Whether you haven’t run in years, or you are brand new to the running world, preparing for a 5K is a perfect way to get primed and ready for a runner’s lifestyle. And truth be told, once you cross that finish line, the sky is the limit. A 10k or half marathon could be next—it’s all in your hands, and we’ve got all the information you need to get you there!
Are you ready to change your life? Steadily increase your confidence? Feel better and more empowered than you ever have before, and finally understand what a natural high (that only comes from running) feels like? Then brace yourself—because while training for a 5K is challenging—it’s well worth it. It’ll change your life, and your body for the better!
running-573762_640Search out a Community of Support for Your Running Goals
One mistake many beginning runner’s do is run with non-runner’s (friends, spouse, children) or running alone. Running alone can be beneficial and convenient, but if you’re a beginner, it can also be a frustrating experience. For example, if you run and suffer an injury, it’s much easier to stop running without another person holding you accountable. Or, when you encounter runner’s fatigue, it’s easy to quit when you’re doing it alone.
But, when you join a runner’s group (just search online for runner’s club/group in your area and you’ll find multiple opportunities!) to strive for a level of success that other runners can encourage you to reach! When you join a runner’s group, you’re not just running—you’re acquiring a group of lifelong friends and supporters, too.

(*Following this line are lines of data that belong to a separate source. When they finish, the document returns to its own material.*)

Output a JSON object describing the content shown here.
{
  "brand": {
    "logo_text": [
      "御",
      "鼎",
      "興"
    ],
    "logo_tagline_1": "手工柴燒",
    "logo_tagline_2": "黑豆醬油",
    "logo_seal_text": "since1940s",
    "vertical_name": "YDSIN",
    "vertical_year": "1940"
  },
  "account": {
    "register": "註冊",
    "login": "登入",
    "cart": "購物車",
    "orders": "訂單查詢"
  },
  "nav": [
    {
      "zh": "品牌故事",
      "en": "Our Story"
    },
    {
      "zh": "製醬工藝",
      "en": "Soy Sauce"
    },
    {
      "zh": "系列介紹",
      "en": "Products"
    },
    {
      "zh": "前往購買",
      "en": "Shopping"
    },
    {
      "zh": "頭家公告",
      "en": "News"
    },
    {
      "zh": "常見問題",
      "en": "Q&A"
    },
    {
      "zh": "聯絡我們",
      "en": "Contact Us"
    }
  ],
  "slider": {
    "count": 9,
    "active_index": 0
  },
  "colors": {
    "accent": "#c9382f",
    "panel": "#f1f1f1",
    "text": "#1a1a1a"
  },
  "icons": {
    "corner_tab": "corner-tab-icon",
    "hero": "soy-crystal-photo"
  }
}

Come Up With a Training Program
The most important use of your time will be devising the correct training program based on your fitness level. If you’re a beginner, you’ll want to start off walking for twenty minutes (running long distances requires an endurance level to be built up). Here are the steps to take in order to have the strength and the stamina to cross that finish line:
• Allow yourself enough prep time. First things first, is to sign up for your 5K! Once you’ve done that—congrats! You’re committed. Spend about three weeks’ time preparing for the race, with the first week being solely devoted to walking and running intervals. So, for the first three days, you want to briskly walk for twenty minutes straight, and then run at a moderate pace for five minutes, and then conclude your workout with walking uphill for twenty minutes.

• Hit the weights. On day 4, 5, 6, 7, 8 and 9, increase your running time from five minutes at a time to ten minutes. Walk and run alternatively for one hour, followed by a thirty minute weight lifting workout(which will boost your overall endurance).

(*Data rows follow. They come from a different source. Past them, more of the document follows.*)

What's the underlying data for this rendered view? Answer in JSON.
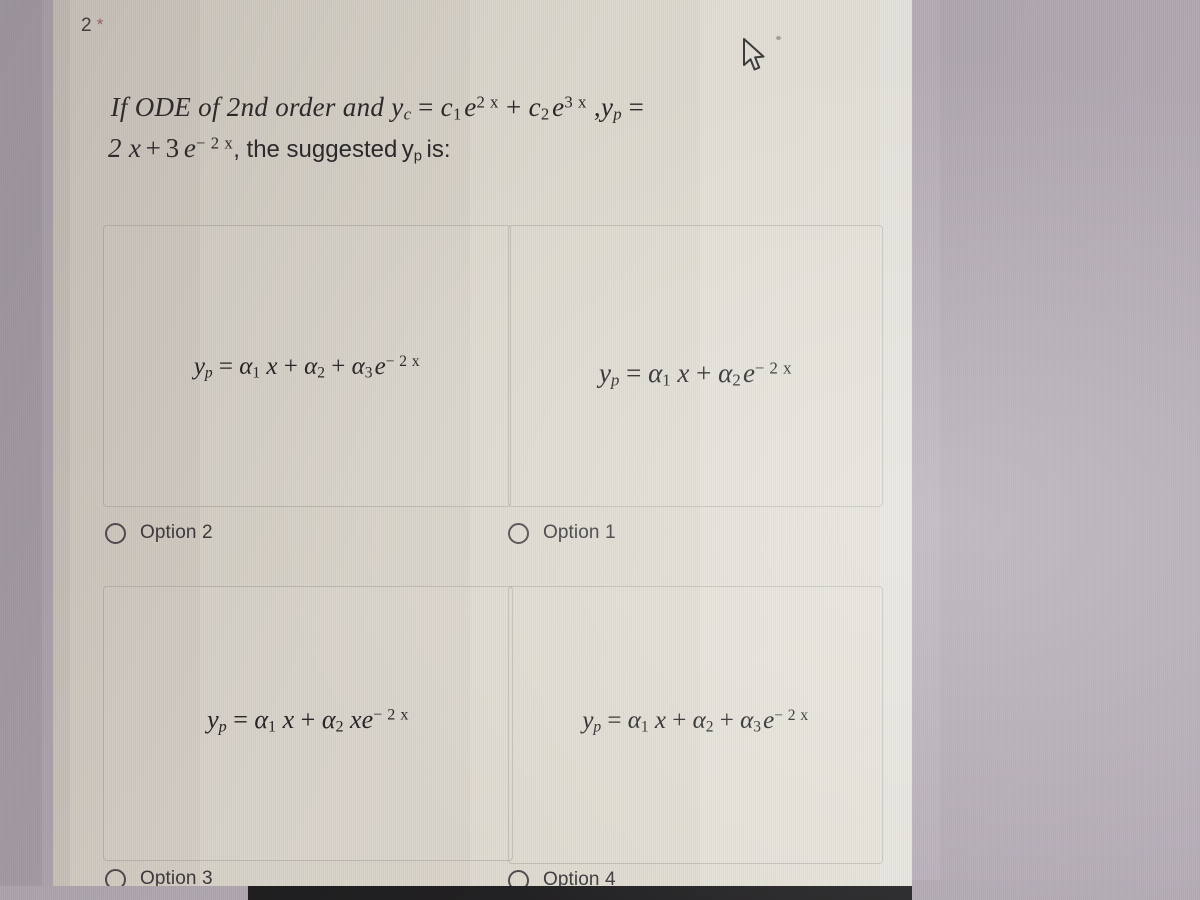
{
  "page": {
    "question_number": "2",
    "required_marker": "*",
    "background_color": "#ddd8ce",
    "surround_color": "#b1a8b2",
    "accent_color": "#a3626a"
  },
  "question": {
    "line1": {
      "intro": "If ODE of 2nd order and",
      "yc_var": "y",
      "yc_sub": "c",
      "equals": "=",
      "term1_coeff": "c",
      "term1_sub": "1",
      "term1_base": "e",
      "term1_exp": "2 x",
      "plus": "+",
      "term2_coeff": "c",
      "term2_sub": "2",
      "term2_base": "e",
      "term2_exp": "3 x",
      "comma": ",",
      "yp_var": "y",
      "yp_sub": "p",
      "equals2": "="
    },
    "line2": {
      "rhs_a": "2 x",
      "plus": "+",
      "rhs_b": "3",
      "rhs_base": "e",
      "rhs_exp": "− 2 x",
      "tail": ", the suggested",
      "yp_var": "y",
      "yp_sub": "p",
      "tail2": "is:"
    }
  },
  "options": [
    {
      "id": "a",
      "label": "Option 2",
      "icon": "radio-unselected-icon",
      "selected": false,
      "formula": {
        "lhs_var": "y",
        "lhs_sub": "p",
        "equals": "=",
        "t1_coeff": "α",
        "t1_sub": "1",
        "t1_x": "x",
        "op1": "+",
        "t2_coeff": "α",
        "t2_sub": "2",
        "op2": "+",
        "t3_coeff": "α",
        "t3_sub": "3",
        "t3_base": "e",
        "t3_exp": "− 2 x"
      },
      "formula_text": "yₚ = α₁ x + α₂ + α₃ e⁻²ˣ"
    },
    {
      "id": "b",
      "label": "Option 1",
      "icon": "radio-unselected-icon",
      "selected": false,
      "formula": {
        "lhs_var": "y",
        "lhs_sub": "p",
        "equals": "=",
        "t1_coeff": "α",
        "t1_sub": "1",
        "t1_x": "x",
        "op1": "+",
        "t2_coeff": "α",
        "t2_sub": "2",
        "t2_base": "e",
        "t2_exp": "− 2 x"
      },
      "formula_text": "yₚ = α₁ x + α₂ e⁻²ˣ"
    },
    {
      "id": "c",
      "label": "Option 3",
      "icon": "radio-unselected-icon",
      "selected": false,
      "formula": {
        "lhs_var": "y",
        "lhs_sub": "p",
        "equals": "=",
        "t1_coeff": "α",
        "t1_sub": "1",
        "t1_x": "x",
        "op1": "+",
        "t2_coeff": "α",
        "t2_sub": "2",
        "t2_x": "x",
        "t2_base": "e",
        "t2_exp": "− 2 x"
      },
      "formula_text": "yₚ = α₁ x + α₂ x e⁻²ˣ"
    },
    {
      "id": "d",
      "label": "Option 4",
      "icon": "radio-unselected-icon",
      "selected": false,
      "formula": {
        "lhs_var": "y",
        "lhs_sub": "p",
        "equals": "=",
        "t1_coeff": "α",
        "t1_sub": "1",
        "t1_x": "x",
        "op1": "+",
        "t2_coeff": "α",
        "t2_sub": "2",
        "op2": "+",
        "t3_coeff": "α",
        "t3_sub": "3",
        "t3_base": "e",
        "t3_exp": "− 2 x"
      },
      "formula_text": "yₚ = α₁ x + α₂ + α₃ e⁻²ˣ"
    }
  ],
  "cursor": {
    "icon": "mouse-pointer-icon"
  }
}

• For the next week and a half, run your heart out. Stretch your running muscles and motivation for the remaining days left before the race! Run for fifteen minute stretches, followed by a short (three minute) walk in between to reach 2.8 miles. Make sure to fuel your body after your workout with plenty of protein—you’ll need it to rebuild your muscle tissue.
Getting your body primed and ready for a 5K is key—and when you apply a strategy like the one above, you’ll cross that finish line in record time! But as it goes with life, the real joy of running is about the journey (not the destination), so enjoy it all: the strides you’ll make, the confidence you’ll gain and the support and friendship from other runners you’ll make along the way!